For those who are wondering what SSN is, that is where I spent 4 wonderful years of my life. One that would never come back and the one that everyone calls it, the honeymoon period of one's life. Yes you guessed it right.
SSN - A journey that cannot be quite summarized in a paragraph or two, but as I sit down to write, so many memories flashes in my mind. Can’t help but take a quick walk down the memory lane that changed me in ways I never thought was quite possible.
Change! Now who would embrace change? The fear of not knowing what to anticipate doesn't sound very pleasant to many of us. Although the change terrified me, going to college was something I looked forward to. For some reason, breaking out of my cocoon sounded fascinating and challenging. The fear of an unknown future was over powered by the nerve to face the challenges with gusto.

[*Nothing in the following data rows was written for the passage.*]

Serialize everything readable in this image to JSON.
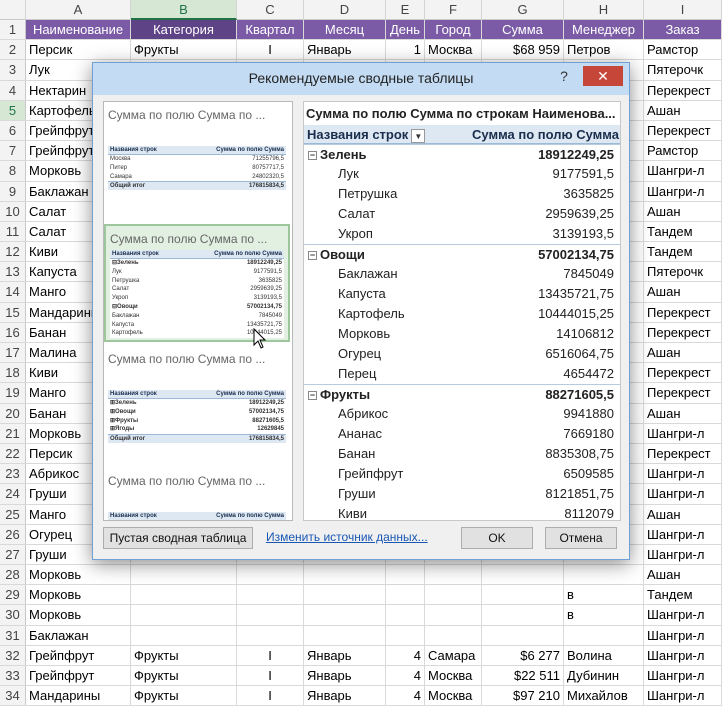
{
  "sheet": {
    "columns": [
      "A",
      "B",
      "C",
      "D",
      "E",
      "F",
      "G",
      "H",
      "I"
    ],
    "selected_column": "B",
    "header_row": [
      "Наименование",
      "Категория",
      "Квартал",
      "Месяц",
      "День",
      "Город",
      "Сумма",
      "Менеджер",
      "Заказ"
    ],
    "rows": [
      {
        "n": "2",
        "a": "Персик",
        "b": "Фрукты",
        "c": "I",
        "d": "Январь",
        "e": "1",
        "f": "Москва",
        "g": "$68 959",
        "h": "Петров",
        "i": "Рамстор"
      },
      {
        "n": "3",
        "a": "Лук",
        "b": "",
        "c": "",
        "d": "",
        "e": "",
        "f": "",
        "g": "",
        "h": "",
        "i": "Пятерочк"
      },
      {
        "n": "4",
        "a": "Нектарин",
        "b": "",
        "c": "",
        "d": "",
        "e": "",
        "f": "",
        "g": "",
        "h": "",
        "i": "Перекрест"
      },
      {
        "n": "5",
        "a": "Картофель",
        "b": "",
        "c": "",
        "d": "",
        "e": "",
        "f": "",
        "g": "",
        "h": "",
        "i": "Ашан"
      },
      {
        "n": "6",
        "a": "Грейпфрут",
        "b": "",
        "c": "",
        "d": "",
        "e": "",
        "f": "",
        "g": "",
        "h": "",
        "i": "Перекрест"
      },
      {
        "n": "7",
        "a": "Грейпфрут",
        "b": "",
        "c": "",
        "d": "",
        "e": "",
        "f": "",
        "g": "",
        "h": "в",
        "i": "Рамстор"
      },
      {
        "n": "8",
        "a": "Морковь",
        "b": "",
        "c": "",
        "d": "",
        "e": "",
        "f": "",
        "g": "",
        "h": "",
        "i": "Шангри-л"
      },
      {
        "n": "9",
        "a": "Баклажан",
        "b": "",
        "c": "",
        "d": "",
        "e": "",
        "f": "",
        "g": "",
        "h": "",
        "i": "Шангри-л"
      },
      {
        "n": "10",
        "a": "Салат",
        "b": "",
        "c": "",
        "d": "",
        "e": "",
        "f": "",
        "g": "",
        "h": "в",
        "i": "Ашан"
      },
      {
        "n": "11",
        "a": "Салат",
        "b": "",
        "c": "",
        "d": "",
        "e": "",
        "f": "",
        "g": "",
        "h": "в",
        "i": "Тандем"
      },
      {
        "n": "12",
        "a": "Киви",
        "b": "",
        "c": "",
        "d": "",
        "e": "",
        "f": "",
        "g": "",
        "h": "в",
        "i": "Тандем"
      },
      {
        "n": "13",
        "a": "Капуста",
        "b": "",
        "c": "",
        "d": "",
        "e": "",
        "f": "",
        "g": "",
        "h": "",
        "i": "Пятерочк"
      },
      {
        "n": "14",
        "a": "Манго",
        "b": "",
        "c": "",
        "d": "",
        "e": "",
        "f": "",
        "g": "",
        "h": "в",
        "i": "Ашан"
      },
      {
        "n": "15",
        "a": "Мандарины",
        "b": "",
        "c": "",
        "d": "",
        "e": "",
        "f": "",
        "g": "",
        "h": "",
        "i": "Перекрест"
      },
      {
        "n": "16",
        "a": "Банан",
        "b": "",
        "c": "",
        "d": "",
        "e": "",
        "f": "",
        "g": "",
        "h": "",
        "i": "Перекрест"
      },
      {
        "n": "17",
        "a": "Малина",
        "b": "",
        "c": "",
        "d": "",
        "e": "",
        "f": "",
        "g": "",
        "h": "",
        "i": "Ашан"
      },
      {
        "n": "18",
        "a": "Киви",
        "b": "",
        "c": "",
        "d": "",
        "e": "",
        "f": "",
        "g": "",
        "h": "",
        "i": "Перекрест"
      },
      {
        "n": "19",
        "a": "Манго",
        "b": "",
        "c": "",
        "d": "",
        "e": "",
        "f": "",
        "g": "",
        "h": "",
        "i": "Перекрест"
      },
      {
        "n": "20",
        "a": "Банан",
        "b": "",
        "c": "",
        "d": "",
        "e": "",
        "f": "",
        "g": "",
        "h": "",
        "i": "Ашан"
      },
      {
        "n": "21",
        "a": "Морковь",
        "b": "",
        "c": "",
        "d": "",
        "e": "",
        "f": "",
        "g": "",
        "h": "",
        "i": "Шангри-л"
      },
      {
        "n": "22",
        "a": "Персик",
        "b": "",
        "c": "",
        "d": "",
        "e": "",
        "f": "",
        "g": "",
        "h": "",
        "i": "Перекрест"
      },
      {
        "n": "23",
        "a": "Абрикос",
        "b": "",
        "c": "",
        "d": "",
        "e": "",
        "f": "",
        "g": "",
        "h": "",
        "i": "Шангри-л"
      },
      {
        "n": "24",
        "a": "Груши",
        "b": "",
        "c": "",
        "d": "",
        "e": "",
        "f": "",
        "g": "",
        "h": "",
        "i": "Шангри-л"
      },
      {
        "n": "25",
        "a": "Манго",
        "b": "",
        "c": "",
        "d": "",
        "e": "",
        "f": "",
        "g": "",
        "h": "",
        "i": "Ашан"
      },
      {
        "n": "26",
        "a": "Огурец",
        "b": "",
        "c": "",
        "d": "",
        "e": "",
        "f": "",
        "g": "",
        "h": "",
        "i": "Шангри-л"
      },
      {
        "n": "27",
        "a": "Груши",
        "b": "",
        "c": "",
        "d": "",
        "e": "",
        "f": "",
        "g": "",
        "h": "",
        "i": "Шангри-л"
      },
      {
        "n": "28",
        "a": "Морковь",
        "b": "",
        "c": "",
        "d": "",
        "e": "",
        "f": "",
        "g": "",
        "h": "",
        "i": "Ашан"
      },
      {
        "n": "29",
        "a": "Морковь",
        "b": "",
        "c": "",
        "d": "",
        "e": "",
        "f": "",
        "g": "",
        "h": "в",
        "i": "Тандем"
      },
      {
        "n": "30",
        "a": "Морковь",
        "b": "",
        "c": "",
        "d": "",
        "e": "",
        "f": "",
        "g": "",
        "h": "в",
        "i": "Шангри-л"
      },
      {
        "n": "31",
        "a": "Баклажан",
        "b": "",
        "c": "",
        "d": "",
        "e": "",
        "f": "",
        "g": "",
        "h": "",
        "i": "Шангри-л"
      },
      {
        "n": "32",
        "a": "Грейпфрут",
        "b": "Фрукты",
        "c": "I",
        "d": "Январь",
        "e": "4",
        "f": "Самара",
        "g": "$6 277",
        "h": "Волина",
        "i": "Шангри-л"
      },
      {
        "n": "33",
        "a": "Грейпфрут",
        "b": "Фрукты",
        "c": "I",
        "d": "Январь",
        "e": "4",
        "f": "Москва",
        "g": "$22 511",
        "h": "Дубинин",
        "i": "Шангри-л"
      },
      {
        "n": "34",
        "a": "Мандарины",
        "b": "Фрукты",
        "c": "I",
        "d": "Январь",
        "e": "4",
        "f": "Москва",
        "g": "$97 210",
        "h": "Михайлов",
        "i": "Шангри-л"
      }
    ]
  },
  "dialog": {
    "title": "Рекомендуемые сводные таблицы",
    "help": "?",
    "close": "✕",
    "thumbs": [
      {
        "title": "Сумма по полю Сумма по ...",
        "head": [
          "Названия строк",
          "Сумма по полю Сумма"
        ],
        "rows": [
          {
            "l": "Москва",
            "v": "71255796,5",
            "k": ""
          },
          {
            "l": "Питер",
            "v": "80757717,5",
            "k": ""
          },
          {
            "l": "Самара",
            "v": "24802320,5",
            "k": ""
          },
          {
            "l": "Общий итог",
            "v": "176815834,5",
            "k": "t"
          }
        ]
      },
      {
        "title": "Сумма по полю Сумма по ...",
        "head": [
          "Названия строк",
          "Сумма по полю Сумма"
        ],
        "rows": [
          {
            "l": "⊟Зелень",
            "v": "18912249,25",
            "k": "b"
          },
          {
            "l": "   Лук",
            "v": "9177591,5",
            "k": ""
          },
          {
            "l": "   Петрушка",
            "v": "3635825",
            "k": ""
          },
          {
            "l": "   Салат",
            "v": "2959639,25",
            "k": ""
          },
          {
            "l": "   Укроп",
            "v": "3139193,5",
            "k": ""
          },
          {
            "l": "⊟Овощи",
            "v": "57002134,75",
            "k": "b"
          },
          {
            "l": "   Баклажан",
            "v": "7845049",
            "k": ""
          },
          {
            "l": "   Капуста",
            "v": "13435721,75",
            "k": ""
          },
          {
            "l": "   Картофель",
            "v": "10444015,25",
            "k": ""
          }
        ]
      },
      {
        "title": "Сумма по полю Сумма по ...",
        "head": [
          "Названия строк",
          "Сумма по полю Сумма"
        ],
        "rows": [
          {
            "l": "⊞Зелень",
            "v": "18912249,25",
            "k": "b"
          },
          {
            "l": "⊞Овощи",
            "v": "57002134,75",
            "k": "b"
          },
          {
            "l": "⊞Фрукты",
            "v": "88271605,5",
            "k": "b"
          },
          {
            "l": "⊞Ягоды",
            "v": "12629845",
            "k": "b"
          },
          {
            "l": "Общий итог",
            "v": "176815834,5",
            "k": "t"
          }
        ]
      },
      {
        "title": "Сумма по полю Сумма по ...",
        "head": [
          "Названия строк",
          "Сумма по полю Сумма"
        ],
        "rows": [
          {
            "l": "Ашан",
            "v": "32318619,5",
            "k": ""
          }
        ]
      }
    ],
    "preview": {
      "title": "Сумма по полю Сумма по строкам Наименова...",
      "col1": "Названия строк",
      "col2": "Сумма по полю Сумма",
      "rows": [
        {
          "label": "Зелень",
          "value": "18912249,25",
          "group": true
        },
        {
          "label": "Лук",
          "value": "9177591,5",
          "group": false
        },
        {
          "label": "Петрушка",
          "value": "3635825",
          "group": false
        },
        {
          "label": "Салат",
          "value": "2959639,25",
          "group": false
        },
        {
          "label": "Укроп",
          "value": "3139193,5",
          "group": false
        },
        {
          "label": "Овощи",
          "value": "57002134,75",
          "group": true
        },
        {
          "label": "Баклажан",
          "value": "7845049",
          "group": false
        },
        {
          "label": "Капуста",
          "value": "13435721,75",
          "group": false
        },
        {
          "label": "Картофель",
          "value": "10444015,25",
          "group": false
        },
        {
          "label": "Морковь",
          "value": "14106812",
          "group": false
        },
        {
          "label": "Огурец",
          "value": "6516064,75",
          "group": false
        },
        {
          "label": "Перец",
          "value": "4654472",
          "group": false
        },
        {
          "label": "Фрукты",
          "value": "88271605,5",
          "group": true
        },
        {
          "label": "Абрикос",
          "value": "9941880",
          "group": false
        },
        {
          "label": "Ананас",
          "value": "7669180",
          "group": false
        },
        {
          "label": "Банан",
          "value": "8835308,75",
          "group": false
        },
        {
          "label": "Грейпфрут",
          "value": "6509585",
          "group": false
        },
        {
          "label": "Груши",
          "value": "8121851,75",
          "group": false
        },
        {
          "label": "Киви",
          "value": "8112079",
          "group": false
        }
      ]
    },
    "buttons": {
      "blank": "Пустая сводная таблица",
      "change_source": "Изменить источник данных...",
      "ok": "OK",
      "cancel": "Отмена"
    },
    "icons": {
      "collapse": "minus-box-icon",
      "scroll_up": "triangle-up-icon",
      "scroll_down": "triangle-down-icon",
      "dropdown": "filter-dropdown-icon",
      "cursor": "mouse-pointer-icon"
    },
    "colors": {
      "header_bg": "#7b5ba6",
      "title_bar": "#c4dcf3",
      "close": "#c7463a",
      "selected_thumb": "#e2f0e2",
      "pivot_header": "#dde8f3"
    }
  }
}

The best thing about college was that, it was not just about academics. Learning doesn't end there. I learnt the hard way that not everyone is alike and it took a lot of me patience to get in terms with that. On the plus side, I realized that this has strengthened my fortitude. Being an adult brings its own baggage. You ask for it or not, responsibilities will be thrust upon us. Call it a woe of being an adult or whatever, but the grass is always greener on the other side isn't it? The self-confidence and the courage to face the world that this instigates is something that I will treasure for the rest of my life. Had I been anywhere else other than SSN, I wonder if I would have been the way I am now. SSN is the place where I was given the freedom to make my own decisions. “Fail until you succeed.. Explore as much as you can.. Now is always the right time.” Is something that dawned upon me.
Nostalgia strikes. What is learning without fun? My inhibition went off instantly when my seniors made me feel at home. No I don’t quite term it as ragging. Someone needs to break the ice after all. Those endless bus journeys. Now let me tell you something. It will take about an hour for me to reach college. So that had been my time to write observations (God, that term sounds so alien to me right now ) ,study for the unit tests(now don't laugh ok? Those were taken into serious consideration. That fetches us our internal marks),talk ,talk and talk and when its finally time to get down, finish with an "I will continue that story tomorrow :D " The last minute preps for the semester exams! This list is just never ending.. Those were indeed the moments that will be etched in my memories forever.! Just when I felt exhausted and needed to break free from the monotony, Instincts was round the corner. (Instincts is my college cultural fest) Racked my brain for the department symposium. Not to mention the ODs that will be provided for all this. Sneaked in and sneaked out as and when I felt like (:P).
No one is gonna make you do things forcibly. You are what you want to be. That is how great the culture at SSN is!
If at all I could go back, I would be so glad to. But life doesn't provide us with a rewind button. Those four years goes by in the blink of an eye. All that I have now is the memories that I will cherish for the rest of my life.